一番自然(本来の音)に近いサウンドが得られるのはスピーカーでしょう。音の出口と耳の間に十分な空間があり、空気が振動している普段から聴き慣れた音を再生することができます。プロが楽曲制作やミックスをする際も、基本的にはスピーカーを基準にして音が作られていますし、耳への負担が少ないのが特徴です。その反面、部屋の構造などの環境的な影響を受けやすく、細かいニュアンスや音の輪郭などがボヤけやすい傾向もあるので、それらを考慮して使用する必要があります。

ヘッドホンはスピーカーを直接耳に押し当てているような印象の音質になります。
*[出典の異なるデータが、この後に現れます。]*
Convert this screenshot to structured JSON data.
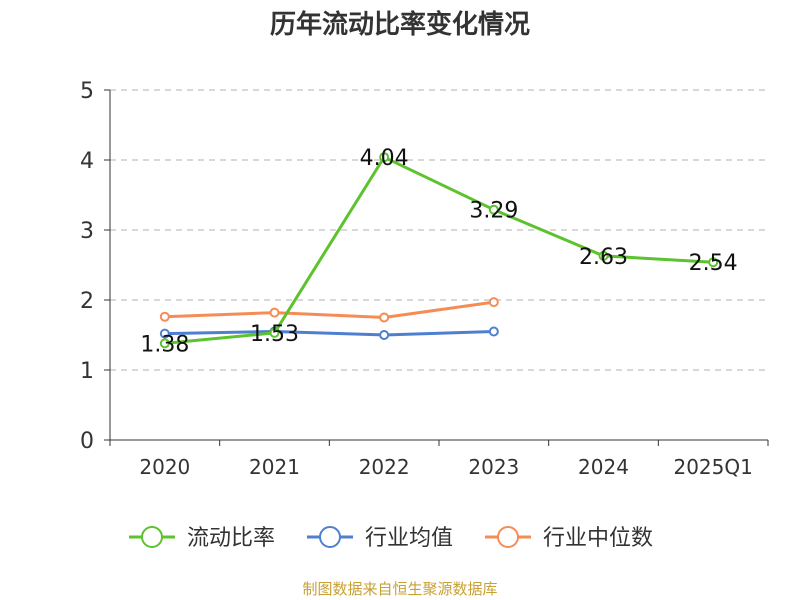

空気感はスピーカーよりもかなり減りますが、外部環境の影響を受けにくく、細かいニュアンスなどがわかりやすいので、エディットの際などに重宝します。しかし、自然な空気感がないので、空間系エフェクトの調節が難しく感じることもあります。

イヤホンに関しては、スピーカーユニットをほぼ耳の中に入れているような状態になります。外部からの影響はほとんど受けず、密閉性も高いため、雑音が多い環境でもしっかりと音を聴くことができます。この特徴を活かして、ステージのモニター用として使用することも多く、最近では自分の耳型を採取してピッタリと形に合わせたものを作ってくれるメーカーもあります。モニターの中では一番シビアに音の判断ができ、細かいニュアンスも手に取るようにわかる反面、自然な響きとはかなり遠く、そのサウンドが味気なく感じる場合もあります。また、ユニットが鼓膜に近い部分に来るので、耳への負担も大きくなります。

しかし、それぞれの特徴を把握して、目的に応じて使い分ければ、より効率良く作業を行なうことができ、充実した制作環境を構築できます。もしまだ持っていないものがあったらぜひ導入して、宅録ライフをもっと充実させましょう。
 

モニタースピーカー
【メリット】 空気を通った自然な音を聴くことができ、耳への負担も少ない。また、ヘッドホンとイヤホンは、右側の音は左耳では聴けず、左側の音は右耳で聴くことができないが、スピーカーは自然な定位感でサウンドをチェックできる。

【デメリット】 周囲の壁や天井、デスクの天板などによる影響を受けやすく、ルームチューニングが必要になる。また、ある程度大きな音が鳴らせる環境でないと使えない。
 

ヘッドホン
【メリット】 プレイの細かいニュアンスやエフェクトのかかり具合が非常にわかりやすく、ミックスで細部の確認をする際に重宝する。また、ボーカルなどのレコーディングでオケを聴く際には必須だ。

【デメリット】
スピーカーのような自然な空気感がなく、リバーブなどの調整がやりにくいケースがある。また、長時間装着していると耳が痛くなったりすることもあり、ケーブルの取り回しが煩わしいのも欠点だ。
 

イヤホン
【メリット】 耳の穴にピッタリとフィットするので遮音性が非常に高く、外からの影響を受けにくい。また、プレイヤーの細かいニュアンスもしっかりと聴き取ることができる。

【デメリット】 耳に直接入れるという構造上、鼓膜にかかる負担が大きい。また、入れている位置が外側にズレると、低域の聴こえ方が変わってしまうので、注意が必要だ。